Close Encounter with a Bat

A cautionary tale about the risk of rabies.

By Marven Ewen, MD
Medical Director

One day while walking through a big box store, a customer was struck on the head by a flying bat (the mammal, not the wooden kind). He was concerned he might have contracted rabies from this contact and came to the ED.


He didn’t have any obvious marks on his scalp, but it was impossible to be completely sure he hadn’t been bitten. His tetanus immunization was up to date. Because he had potentially been bitten by a bat, rabies prophylaxis was administered. 


This consisted of both a vaccine and rabies antibodies (rabies immune globulin). This results in both passive and active immunity. The antibodies will provide passive immunity, while the vaccine stimulates his immune system to produce active immunity. 


Ideally, most of the immune globulin is supposed to be infiltrated into the area of the bite; however, in many cases this is not possible due to the limited amount of volume that can be injected into small tight spaces like the finger or when the site of the bite is uncertain. Typically, whatever amount can’t be injected into the wound area is given IM at a body site separate from where the first rabies vaccination is given.


The patient was then instructed to return for three more IM shots on days three, seven, and fourteen. This is a total of four shots of vaccine. The immune globulin is only given on the first visit.


Rabies is a fatal disease often carried by mammals such as bats, skunks, racoons, foxes and coyotes. It is interesting to note that it is not carried by rodents. Nobody likes rats for example, but they don’t carry rabies. Also snakes and other reptiles don’t carry rabies either. Some snakes of course can be problematic due to venom.


Less commonly, domestic animals can carry rabies; however, because rabies is fatal if not treated, all domestic dog/cat bites need to be evaluated for risk. This means any animal without up to date documented immunity that has bitten someone must be examined by a vet and quarantined for ten days. 


If there are any signs of illness in that first ten days, the recipient of the bite must undergo rabies prophylaxis. Police should be notified to facilitate cooperation of the offending pet’s owner to supply this documentation. Don’t just take someone’s word for it.
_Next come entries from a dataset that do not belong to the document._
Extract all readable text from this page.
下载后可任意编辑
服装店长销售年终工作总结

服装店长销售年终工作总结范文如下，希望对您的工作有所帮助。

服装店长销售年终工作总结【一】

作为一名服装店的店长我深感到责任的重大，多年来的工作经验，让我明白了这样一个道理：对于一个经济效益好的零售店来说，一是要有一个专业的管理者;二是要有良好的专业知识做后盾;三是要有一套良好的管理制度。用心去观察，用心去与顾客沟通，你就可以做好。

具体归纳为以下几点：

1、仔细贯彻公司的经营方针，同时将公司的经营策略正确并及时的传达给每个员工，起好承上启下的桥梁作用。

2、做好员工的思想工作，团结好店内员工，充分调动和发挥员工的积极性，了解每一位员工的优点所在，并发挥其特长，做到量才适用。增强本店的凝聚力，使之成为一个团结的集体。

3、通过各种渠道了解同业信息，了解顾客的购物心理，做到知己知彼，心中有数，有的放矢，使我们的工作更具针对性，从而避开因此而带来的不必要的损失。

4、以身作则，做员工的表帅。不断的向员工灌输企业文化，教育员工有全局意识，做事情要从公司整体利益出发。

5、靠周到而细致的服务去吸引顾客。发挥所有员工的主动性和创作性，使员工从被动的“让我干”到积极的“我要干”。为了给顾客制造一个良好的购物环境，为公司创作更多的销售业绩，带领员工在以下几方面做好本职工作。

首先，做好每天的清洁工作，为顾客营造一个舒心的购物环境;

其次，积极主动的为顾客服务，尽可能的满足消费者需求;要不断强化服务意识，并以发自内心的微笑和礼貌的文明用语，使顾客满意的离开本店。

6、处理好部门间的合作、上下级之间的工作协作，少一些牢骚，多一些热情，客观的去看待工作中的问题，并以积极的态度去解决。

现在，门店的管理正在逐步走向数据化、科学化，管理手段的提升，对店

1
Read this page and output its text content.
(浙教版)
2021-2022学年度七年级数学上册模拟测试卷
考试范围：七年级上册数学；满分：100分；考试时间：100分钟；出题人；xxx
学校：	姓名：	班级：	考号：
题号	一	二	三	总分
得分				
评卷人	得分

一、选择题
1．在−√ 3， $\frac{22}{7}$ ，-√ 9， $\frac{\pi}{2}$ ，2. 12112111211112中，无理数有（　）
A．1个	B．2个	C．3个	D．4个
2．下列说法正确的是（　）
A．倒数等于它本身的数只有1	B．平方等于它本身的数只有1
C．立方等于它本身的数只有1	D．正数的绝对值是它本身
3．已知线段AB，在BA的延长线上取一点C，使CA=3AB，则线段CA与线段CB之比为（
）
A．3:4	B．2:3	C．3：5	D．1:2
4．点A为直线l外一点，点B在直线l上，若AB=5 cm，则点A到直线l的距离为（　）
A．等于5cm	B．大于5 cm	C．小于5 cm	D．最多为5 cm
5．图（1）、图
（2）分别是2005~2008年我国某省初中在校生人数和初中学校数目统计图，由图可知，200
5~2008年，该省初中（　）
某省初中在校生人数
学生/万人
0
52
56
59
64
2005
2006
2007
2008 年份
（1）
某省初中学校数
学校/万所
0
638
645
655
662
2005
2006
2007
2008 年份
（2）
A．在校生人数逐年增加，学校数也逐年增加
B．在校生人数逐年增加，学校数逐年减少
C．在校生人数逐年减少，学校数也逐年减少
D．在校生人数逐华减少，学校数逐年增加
 Alternatively, an animal can be euthanized and its brain assessed by a lab equipped. This is generally not necessary and not as easy to arrange. If a domestic animal is unable to be captured and quarantined, then it must be assumed the animal is rabid and the patient will get rabies prophylaxis.


Finally, it should be noted that bats’ teeth are very small, and sometimes a bite may not even be felt. Therefore, any contact with a bat should be considered a risk and managed appropriately.


If you wake up and find  a bat in your room, assume you were bitten at some point during the night and get treatment.